La propagation hors de Chine du coronavirus

Voici la liste des pays qui ont annoncé des cas de maladie due au coronavirus semblable au SRAS depuis sa propagation à partir de Wuhan, dans le centre-est de la Chine, où il a fait son apparition en décembre.

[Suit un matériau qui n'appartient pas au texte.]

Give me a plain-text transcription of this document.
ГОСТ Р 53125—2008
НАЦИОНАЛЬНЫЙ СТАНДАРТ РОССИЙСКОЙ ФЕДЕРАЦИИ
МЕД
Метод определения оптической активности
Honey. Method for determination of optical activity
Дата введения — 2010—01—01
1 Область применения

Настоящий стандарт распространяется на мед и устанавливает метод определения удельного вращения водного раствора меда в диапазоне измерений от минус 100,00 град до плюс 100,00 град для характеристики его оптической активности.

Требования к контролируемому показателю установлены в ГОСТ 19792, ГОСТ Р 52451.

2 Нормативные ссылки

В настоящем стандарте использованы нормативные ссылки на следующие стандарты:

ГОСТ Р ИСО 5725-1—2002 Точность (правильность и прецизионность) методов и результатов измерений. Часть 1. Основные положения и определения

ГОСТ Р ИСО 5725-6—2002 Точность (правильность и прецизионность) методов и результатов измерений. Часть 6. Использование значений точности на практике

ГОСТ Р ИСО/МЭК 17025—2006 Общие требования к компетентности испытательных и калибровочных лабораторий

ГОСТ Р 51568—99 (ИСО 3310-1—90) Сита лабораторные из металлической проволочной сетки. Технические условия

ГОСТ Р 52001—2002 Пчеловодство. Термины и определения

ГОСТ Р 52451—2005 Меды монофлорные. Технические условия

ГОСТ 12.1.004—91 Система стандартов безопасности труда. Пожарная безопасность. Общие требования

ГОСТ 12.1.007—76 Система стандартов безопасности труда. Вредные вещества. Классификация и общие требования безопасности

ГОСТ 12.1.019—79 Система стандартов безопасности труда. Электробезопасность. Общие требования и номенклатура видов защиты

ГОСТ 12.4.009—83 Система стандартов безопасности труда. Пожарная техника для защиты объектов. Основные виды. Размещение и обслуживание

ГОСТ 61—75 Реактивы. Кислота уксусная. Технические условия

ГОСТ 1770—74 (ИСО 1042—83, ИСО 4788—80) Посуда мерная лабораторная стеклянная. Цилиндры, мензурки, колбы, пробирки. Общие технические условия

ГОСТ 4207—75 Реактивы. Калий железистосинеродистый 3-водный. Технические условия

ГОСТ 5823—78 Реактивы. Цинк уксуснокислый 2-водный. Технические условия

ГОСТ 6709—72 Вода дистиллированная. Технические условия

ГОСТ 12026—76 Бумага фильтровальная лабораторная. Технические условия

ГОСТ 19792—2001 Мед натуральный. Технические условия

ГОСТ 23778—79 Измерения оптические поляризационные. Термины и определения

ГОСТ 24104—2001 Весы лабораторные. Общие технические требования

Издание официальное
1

Au total, près de 600 personnes ont été contaminées, essentiellement sur le territoire chinois. 18 sont mortes, toutes en Chine, dont 17 dans la ville de Wuhan ou dans la province dont elle est la capitale, le Hubei.

CORÉE DU SUD

Le premier cas en Corée du Sud est celui d’une Chinoise de 35 ans arrivée le 19 janvier à Séoul en avion de Wuhan.

ÉTATS-UNIS

Un homme d’une trentaine d’années ayant séjourné dans la région de Wuhan a été hospitalisé à Everett, non loin de Seattle, dans l'État de Washington, sur la Côte Ouest, où il était arrivé le 15 janvier, ont annoncé le 21 janvier les autorités. Il avait contacté de lui-même les services de santé le 19 janvier, après l’apparition de symptômes.

JAPON

Le premier cas au Japon est celui d’un trentenaire qui a dû être hospitalisé le 10 janvier pour une forte fièvre et d’autres symptômes. Il était rentré quelques jours plus tôt d’un séjour à Wuhan.

SINGAPOUR

Singapour a annoncé le 23 janvier le premier cas de coronavirus, un homme de 66 ans habitant Wuhan arrivé trois jours plus tôt avec de la fièvre et toussant.

TAÏWAN

Le premier cas enregistré à Taïwan est celui d’une femme d’une cinquantaine d’années arrivée le 20 janvier en provenance de Wuhan, où elle habite, en proie à de la fièvre, toussant et la gorge douloureuse à l’aéroport de Taoyuan de la capitale Taïpeï.

THAÏLANDE

Le premier cas de contamination en dehors de la Chine a été identifié en Thaïlande le 8 janvier : il s’agit d’une femme revenant d’un voyage à Wuhan.

Puis une voyageuse chinoise de 74 ans souffrant d’une pneumonie liée au coronavirus a été hospitalisée après son arrivée le 13 janvier à Bangkok en provenance elle aussi de Wuhan.

VIETNAM

Deux Chinois, un homme arrivé le 13 janvier en provenance de Wuhan et son fils habitant à Ho Chi Minh-Ville, dans le sud du Vietnam, ont été hospitalisés, respectivement les 17 et 18 janvier, sur le territoire vietnamien après avoir été testés positifs au coronavirus, ont annoncé le 23 janvier les autorités.

RÉGIONS SEMI-AUTONOMES CHINOISES

HONG KONG

Deux personnes ayant récemment séjourné à Wuhan ont été testées positives à Hong Kong, où elles ont été hospitalisées.

MACAO

Les autorités de Macao ont annoncé le 22 janvier un premier cas confirmé dans cette région semi-autonome chinoise du coronavirus, une femme d’affaires de 52 ans qui était arrivée trois jours plus tôt en train de la ville voisine chinoise de Zhuhai.